Vendetti grew up in New Jersey, but fell in love with biology during childhood summer visits to her grandparents’ home in coastal Maine. “I would find a tidepool with 100 different living things in it.  It was magical,” she says. “A lot of kids had their tidepool phase, but I never grew out of that.” At Colgate, she started out as a biology major, but due to a scheduling fluke, ended up taking Invertebrate Paleontology with Professor Connie Soja. “In the morning, I learned the history of life of echinoderms, and in the afternoon, we learned the modern diversity of that group in Invertebrate Zoology,” Vendetti remembers. The experience made her fascinated with evolution, so she double majored in geology and biology, took Evolution with Professor Damhnait McHugh, and later published a paper with Soja that classified an unknown fossil specimen. At the Natural History Museum, she is also the acting assistant curator of invertebrate paleontology, so that fortuitous scheduling conflict paid off.

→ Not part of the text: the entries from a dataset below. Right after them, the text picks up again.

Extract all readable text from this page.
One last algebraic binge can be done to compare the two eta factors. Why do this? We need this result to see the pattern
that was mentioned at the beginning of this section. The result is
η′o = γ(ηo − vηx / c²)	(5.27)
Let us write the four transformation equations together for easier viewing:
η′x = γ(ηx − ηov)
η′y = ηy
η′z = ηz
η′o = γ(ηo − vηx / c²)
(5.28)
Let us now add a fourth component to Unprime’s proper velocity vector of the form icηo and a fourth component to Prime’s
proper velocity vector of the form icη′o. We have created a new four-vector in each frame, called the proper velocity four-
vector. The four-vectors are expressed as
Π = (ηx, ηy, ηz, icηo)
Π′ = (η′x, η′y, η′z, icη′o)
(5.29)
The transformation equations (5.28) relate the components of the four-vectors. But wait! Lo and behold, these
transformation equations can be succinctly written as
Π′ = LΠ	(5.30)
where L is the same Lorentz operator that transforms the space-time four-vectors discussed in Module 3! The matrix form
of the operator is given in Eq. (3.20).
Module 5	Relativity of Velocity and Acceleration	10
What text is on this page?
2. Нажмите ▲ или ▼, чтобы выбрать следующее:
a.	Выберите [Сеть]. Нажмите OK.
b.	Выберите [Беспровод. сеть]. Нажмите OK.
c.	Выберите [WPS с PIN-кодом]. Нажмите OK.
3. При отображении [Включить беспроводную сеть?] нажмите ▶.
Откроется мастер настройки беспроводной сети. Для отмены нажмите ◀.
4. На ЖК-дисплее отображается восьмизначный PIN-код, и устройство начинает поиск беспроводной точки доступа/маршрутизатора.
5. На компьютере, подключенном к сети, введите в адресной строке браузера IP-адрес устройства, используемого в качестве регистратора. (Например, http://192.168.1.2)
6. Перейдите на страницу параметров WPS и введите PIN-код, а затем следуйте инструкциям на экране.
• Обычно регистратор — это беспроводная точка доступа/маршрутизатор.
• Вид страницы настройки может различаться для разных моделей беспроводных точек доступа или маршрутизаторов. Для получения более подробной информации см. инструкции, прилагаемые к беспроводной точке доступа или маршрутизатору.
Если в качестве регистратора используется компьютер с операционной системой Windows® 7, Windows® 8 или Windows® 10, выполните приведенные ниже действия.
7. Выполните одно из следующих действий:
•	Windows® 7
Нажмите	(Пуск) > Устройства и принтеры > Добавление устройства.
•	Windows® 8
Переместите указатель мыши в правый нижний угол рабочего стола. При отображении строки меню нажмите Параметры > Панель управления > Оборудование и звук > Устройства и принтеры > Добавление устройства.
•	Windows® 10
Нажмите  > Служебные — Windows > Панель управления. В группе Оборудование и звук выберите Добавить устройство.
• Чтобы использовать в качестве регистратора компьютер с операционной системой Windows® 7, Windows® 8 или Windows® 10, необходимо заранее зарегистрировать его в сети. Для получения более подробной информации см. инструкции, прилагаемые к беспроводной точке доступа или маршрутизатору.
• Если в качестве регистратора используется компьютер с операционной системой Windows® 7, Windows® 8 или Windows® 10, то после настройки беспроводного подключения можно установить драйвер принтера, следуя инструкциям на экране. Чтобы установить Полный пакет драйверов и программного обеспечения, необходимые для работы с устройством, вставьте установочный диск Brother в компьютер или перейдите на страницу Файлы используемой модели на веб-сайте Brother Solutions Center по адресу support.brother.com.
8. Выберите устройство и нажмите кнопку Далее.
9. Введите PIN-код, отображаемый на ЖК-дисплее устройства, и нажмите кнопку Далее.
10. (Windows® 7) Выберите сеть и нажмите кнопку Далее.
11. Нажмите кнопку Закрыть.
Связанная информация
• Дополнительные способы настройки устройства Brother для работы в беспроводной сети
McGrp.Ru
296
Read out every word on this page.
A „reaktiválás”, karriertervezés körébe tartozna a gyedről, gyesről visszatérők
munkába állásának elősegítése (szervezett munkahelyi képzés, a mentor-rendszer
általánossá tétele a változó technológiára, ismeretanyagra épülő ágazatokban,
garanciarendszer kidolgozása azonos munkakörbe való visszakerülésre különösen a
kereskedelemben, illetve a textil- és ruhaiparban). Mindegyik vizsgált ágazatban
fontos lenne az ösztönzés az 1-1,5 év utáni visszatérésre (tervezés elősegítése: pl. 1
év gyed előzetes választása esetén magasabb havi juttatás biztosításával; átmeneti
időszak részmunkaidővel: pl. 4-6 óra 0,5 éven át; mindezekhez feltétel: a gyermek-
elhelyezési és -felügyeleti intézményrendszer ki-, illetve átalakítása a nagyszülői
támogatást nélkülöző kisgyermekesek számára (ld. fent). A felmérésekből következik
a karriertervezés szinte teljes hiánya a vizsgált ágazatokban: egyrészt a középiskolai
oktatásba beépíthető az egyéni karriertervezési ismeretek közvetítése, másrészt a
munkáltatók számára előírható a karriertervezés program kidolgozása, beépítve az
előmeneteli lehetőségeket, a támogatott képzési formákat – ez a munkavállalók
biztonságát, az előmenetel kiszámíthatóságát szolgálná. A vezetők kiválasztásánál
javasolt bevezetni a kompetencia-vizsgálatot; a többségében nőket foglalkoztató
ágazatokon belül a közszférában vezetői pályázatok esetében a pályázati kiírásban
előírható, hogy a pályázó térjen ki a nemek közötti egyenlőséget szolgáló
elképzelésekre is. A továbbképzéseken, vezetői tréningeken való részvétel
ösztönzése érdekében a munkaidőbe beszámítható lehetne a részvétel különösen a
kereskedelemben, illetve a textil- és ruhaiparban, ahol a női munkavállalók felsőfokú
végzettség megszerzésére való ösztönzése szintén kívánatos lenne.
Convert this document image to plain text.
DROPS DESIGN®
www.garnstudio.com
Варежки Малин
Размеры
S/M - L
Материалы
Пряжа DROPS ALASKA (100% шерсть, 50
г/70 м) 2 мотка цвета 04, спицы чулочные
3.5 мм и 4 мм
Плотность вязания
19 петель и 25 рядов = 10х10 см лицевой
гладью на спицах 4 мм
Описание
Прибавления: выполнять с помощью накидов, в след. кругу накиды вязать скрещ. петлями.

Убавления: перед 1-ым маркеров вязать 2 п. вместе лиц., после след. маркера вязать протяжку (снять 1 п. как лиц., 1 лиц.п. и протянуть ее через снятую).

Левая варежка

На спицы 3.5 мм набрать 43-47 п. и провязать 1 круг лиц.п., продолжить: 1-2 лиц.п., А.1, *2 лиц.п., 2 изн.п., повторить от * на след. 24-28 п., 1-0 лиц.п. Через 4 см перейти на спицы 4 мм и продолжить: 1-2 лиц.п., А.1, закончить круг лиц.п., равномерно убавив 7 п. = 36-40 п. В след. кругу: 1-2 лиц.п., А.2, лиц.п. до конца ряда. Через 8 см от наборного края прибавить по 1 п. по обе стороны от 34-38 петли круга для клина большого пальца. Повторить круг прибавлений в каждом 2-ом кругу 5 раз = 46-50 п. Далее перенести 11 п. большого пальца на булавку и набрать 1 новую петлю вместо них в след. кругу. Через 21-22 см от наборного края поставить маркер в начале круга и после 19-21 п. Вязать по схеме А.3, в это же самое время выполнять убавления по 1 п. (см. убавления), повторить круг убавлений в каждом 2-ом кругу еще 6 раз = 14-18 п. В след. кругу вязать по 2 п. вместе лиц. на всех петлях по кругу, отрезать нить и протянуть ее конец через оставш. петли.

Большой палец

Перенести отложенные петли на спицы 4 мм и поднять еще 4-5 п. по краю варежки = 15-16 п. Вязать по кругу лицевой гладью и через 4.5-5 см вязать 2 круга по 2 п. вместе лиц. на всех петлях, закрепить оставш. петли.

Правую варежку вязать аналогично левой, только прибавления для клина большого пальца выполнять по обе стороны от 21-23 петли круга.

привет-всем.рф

snailAfter graduation, Vendetti attended the University of California, Berkeley to study paleontology and molecular phylogenetics, a field that uses DNA to reconstruct evolutionary relationships between species. She gravitated toward slugs and snails for their incredible biodiversity, including species that might look the same but have evolved independently, a phenomenon known as “cryptic diversity.” Using DNA, Vendetti has been able to tease out these differences and create complex evolutionary family trees. Along the way, she’s named some newfound species, and has even had a colleague name a species after her — a sea slug from the Philippines named Polybranchia jannae.

In her current role at the Natural History Museum, Vendetti has shared her fascination through a project called SLIME (Snails and Slugs Living in Metropolitan Environments), which enlists community members to create a census of local land-living snails and slugs. Using the smartphone app iNaturalist, participants take pictures of snails and slugs and send them to the SLIME project where Vendetti and others identify them. Already, the project has racked up more than 10,000 observations and documented five species never seen in the Los Angeles area — including one never seen in the United States. Vendetti recently published a paper on those findings for the American Malacological Bulletin, naming some contributing project members as co-authors. She hopes this project gives participants a new appreciation for biodiversity they may have not noticed before — or worse, wrinkled their noses at. “A species may not seem interesting at first,” says Vendetti, “but after learning more about it, it can become fascinating. Evolution is amazing.”